第71話 母の実家



 母から正樹が溺れた日のことを聞いた翌日、志保は母親の実家へと向かった。


 子供の頃には、父や母が車の運転をし、後ろに乗っていた私には、景色が次々変わる長い長い道のりで、それが街の中からどんどん山が近くなり、畑や田んぼの風景が増えて、橋をいくつか渡ると、いよいよだとどんどんと胸が湧き立ったものだった。


 今、私は沸き立つ思いなんだろうか?


 あの頃と似た胸の高鳴りを感じながら、志保はバスの通る片側1車線の広い通りの左手にある公民館を越えると右折して、田んぼの間の道に入った。


 このメインの通りからは左右に同じような細いあぜ道がいくつもあり、その先に家が並ぶという造りになっている。


 一本間違えて曲がると、下手をすると行き止まりに家がある場合もあるので、目印に公民館がある母の実家はとても分かりやすいのだ。


 その車1台分しか幅のないあぜ道の突き当りを左に曲がったところにあるのが、母の実家だ。


「変わってないな」


 家の前は広い庭があり、その一角には色々な植物が植えてあり、夏の今、青々とした威勢のいい葉が太陽に向かって生えていて、その向こうにある離れの壁側には向日葵が並んでいる。


 志保は家の前に車を止めると、祖母が好きだった和菓子の杉屋の豆饅頭を持ち車を下りた。

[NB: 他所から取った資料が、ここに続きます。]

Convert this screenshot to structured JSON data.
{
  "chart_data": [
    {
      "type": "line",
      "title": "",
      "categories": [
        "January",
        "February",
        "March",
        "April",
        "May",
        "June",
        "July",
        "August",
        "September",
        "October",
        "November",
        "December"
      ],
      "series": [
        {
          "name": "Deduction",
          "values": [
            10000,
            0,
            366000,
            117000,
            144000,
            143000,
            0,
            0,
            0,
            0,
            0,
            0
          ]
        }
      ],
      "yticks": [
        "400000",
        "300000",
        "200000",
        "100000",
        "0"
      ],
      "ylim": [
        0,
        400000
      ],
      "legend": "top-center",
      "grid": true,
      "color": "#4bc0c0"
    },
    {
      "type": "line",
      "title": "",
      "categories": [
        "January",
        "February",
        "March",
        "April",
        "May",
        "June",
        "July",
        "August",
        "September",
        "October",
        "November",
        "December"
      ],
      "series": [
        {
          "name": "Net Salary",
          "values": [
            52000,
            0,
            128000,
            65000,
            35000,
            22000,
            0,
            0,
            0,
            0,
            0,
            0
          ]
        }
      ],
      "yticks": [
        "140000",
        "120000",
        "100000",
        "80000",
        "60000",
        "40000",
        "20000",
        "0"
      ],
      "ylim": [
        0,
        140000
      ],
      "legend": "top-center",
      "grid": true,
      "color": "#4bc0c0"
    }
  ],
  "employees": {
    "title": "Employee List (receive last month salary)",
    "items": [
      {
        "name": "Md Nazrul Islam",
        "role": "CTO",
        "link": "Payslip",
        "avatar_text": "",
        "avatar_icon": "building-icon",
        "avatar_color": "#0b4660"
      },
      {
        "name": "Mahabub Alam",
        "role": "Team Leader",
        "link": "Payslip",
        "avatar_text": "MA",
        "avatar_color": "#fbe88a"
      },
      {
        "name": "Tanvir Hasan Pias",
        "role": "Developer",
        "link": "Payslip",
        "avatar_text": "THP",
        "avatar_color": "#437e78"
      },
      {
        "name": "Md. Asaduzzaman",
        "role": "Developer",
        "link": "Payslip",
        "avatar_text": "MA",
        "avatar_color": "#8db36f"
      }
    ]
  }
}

 車の音を聞きつけたのか、母屋と離れの間の通路から伯母が出てきた。


 子供の頃に見たのと同じようなエプロンをつけているが、その顔は母と同じくらい年輪を重ねた顔になっており、髪は白いものがだいぶ目立ち始めていた。


「こんにちは」と志保が声を掛けると、


「志保ちゃん、久しぶりだねぇ。元気にしてるかね?」


 伯母は穏やかに笑みを浮かべており、その目は会う度に優しいものに変化しているように思う。


「はい、元気です。すみません、なかなか来られなくてご無沙汰しちゃって」


「ううん、来てくれてありがとうね。さあさ、入って入って」


 母屋の玄関引き戸を開けると、昔と変わらず懐かしい奥まで続く土間の左手に、膝上ほどの高さの上がり框のある玄関が目の前に広がり、子供の頃、ここはすごく高く感じていたけれど、大人なら座るにはちょうどいい高さだななどと思いながらそこを上がり、その8畳間の奥にある6畳間の仏間に行くと、志保は仏壇の前に座り、横に饅頭を置き「お祖母ちゃん、来たよ」と声を掛け、ロウソクに火を点け、その火で線香にも火を点けた。


 不思議なものだ。


 と自分でも思った。なぜだろう。なぜ、「お祖母ちゃん」と声を掛けるんだろう。杉屋の豆饅頭を買ってきた。これはお祖母ちゃんが好きだったものだ。


 そういえばマー君は、何が好きだっただろうか?それがすぐに思い浮かばない志保はとても悲しくなり、上に飾られたマー君の遺影を見て、「マー君、来たよ」と声を掛けた。


「志保ちゃん、ありがとね。お祖母ちゃん喜ぶよ。さあさ、お茶入れたから、こっちおいで」


 伯母も、「お祖母ちゃん喜ぶよ」なんだな。


 伯母にとって、私がくることイコール、お祖母ちゃんに会うになるんだな。なんだかそのことがすごく不思議なことに思えた。そして、すごく申し訳なく思えた。


 私は今日、マー君に会いに来たはずだ。なのに伯母にそう言えない。マー君は、どこにいるんだろう?何故か、今、ここにはいない気がした。